Aim 2: To evaluate the integrated program model, including ability to meet the existing child obesity treatment recommendations.
We will conduct a classical program evaluation of each of the four programs by monitoring aggregate referral, enrollment and attendance data, as well as safety and patient satisfaction.
Aim 3: To report patient outcomes associated with participation in the integrated model.
We will measure participant-level outcomes over a 6-month period, including changes in nutrition and physical activity behaviors, quality of life, cardiovascular fitness, and body mass index (BMI).
Despite over 30 years of research, one in three US children remain overweight or obese. However, the obesity-related risk for long-term cardiovascular and metabolic disease is nearly reversible, if children effectively adopt healthier habits and achieve a lower body mass index (BMI) by adulthood.
The National Collaborative on Child Obesity Research has issued a call for research investigating healthcare-community partnerships to improve the effectiveness of child obesity treatment.

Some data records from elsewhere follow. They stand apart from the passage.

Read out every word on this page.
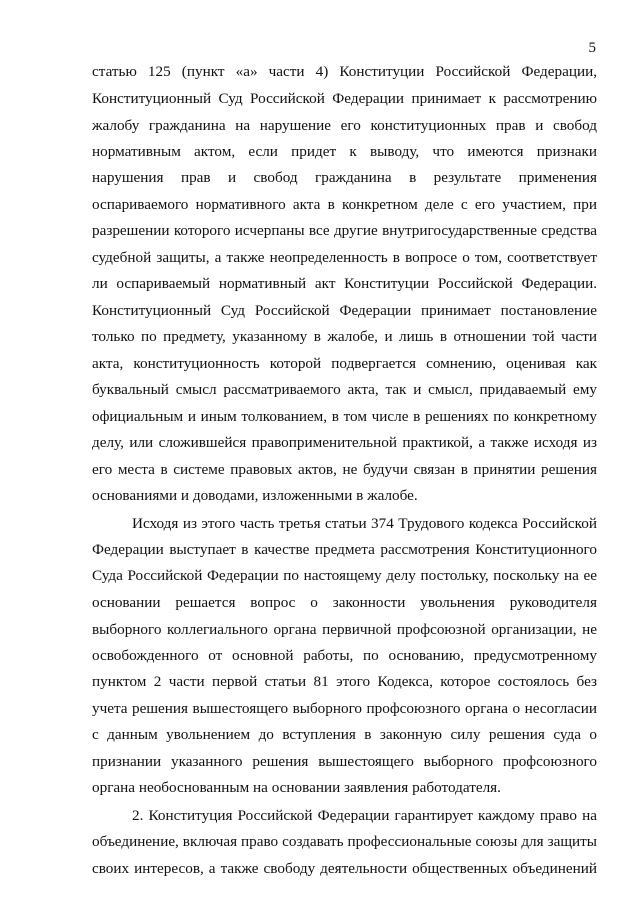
5
статью 125 (пункт «а» части 4) Конституции Российской Федерации,
Конституционный Суд Российской Федерации принимает к рассмотрению
жалобу гражданина на нарушение его конституционных прав и свобод
нормативным актом, если придет к выводу, что имеются признаки
нарушения прав и свобод гражданина в результате применения
оспариваемого нормативного акта в конкретном деле с его участием, при
разрешении которого исчерпаны все другие внутригосударственные средства
судебной защиты, а также неопределенность в вопросе о том, соответствует
ли оспариваемый нормативный акт Конституции Российской Федерации.
Конституционный Суд Российской Федерации принимает постановление
только по предмету, указанному в жалобе, и лишь в отношении той части
акта, конституционность которой подвергается сомнению, оценивая как
буквальный смысл рассматриваемого акта, так и смысл, придаваемый ему
официальным и иным толкованием, в том числе в решениях по конкретному
делу, или сложившейся правоприменительной практикой, а также исходя из
его места в системе правовых актов, не будучи связан в принятии решения
основаниями и доводами, изложенными в жалобе.
Исходя из этого часть третья статьи 374 Трудового кодекса Российской
Федерации выступает в качестве предмета рассмотрения Конституционного
Суда Российской Федерации по настоящему делу постольку, поскольку на ее
основании решается вопрос о законности увольнения руководителя
выборного коллегиального органа первичной профсоюзной организации, не
освобожденного от основной работы, по основанию, предусмотренному
пунктом 2 части первой статьи 81 этого Кодекса, которое состоялось без
учета решения вышестоящего выборного профсоюзного органа о несогласии
с данным увольнением до вступления в законную силу решения суда о
признании указанного решения вышестоящего выборного профсоюзного
органа необоснованным на основании заявления работодателя.
2. Конституция Российской Федерации гарантирует каждому право на
объединение, включая право создавать профессиональные союзы для защиты
своих интересов, а также свободу деятельности общественных объединений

Duke Children’s Hospital and Durham Parks & Recreation have developed an integrated clinic-community partnership between a child obesity clinic and a Durham Parks and Recreation facility, “Bull City Fit”. An active steering committee of key stakeholders including patients, parents, clinical providers, staff and city leaders informs the operational aspects of the program. In prior research, we have demonstrated the feasibility of recruiting and retaining a group of low-income and racially-diverse participants to the intervention. We have also demonstrated that children who participate in the program demonstrated improved health habits and health-related quality of life. The key question that remains is whether this model will be feasible and effective in diverse communities with limited resources.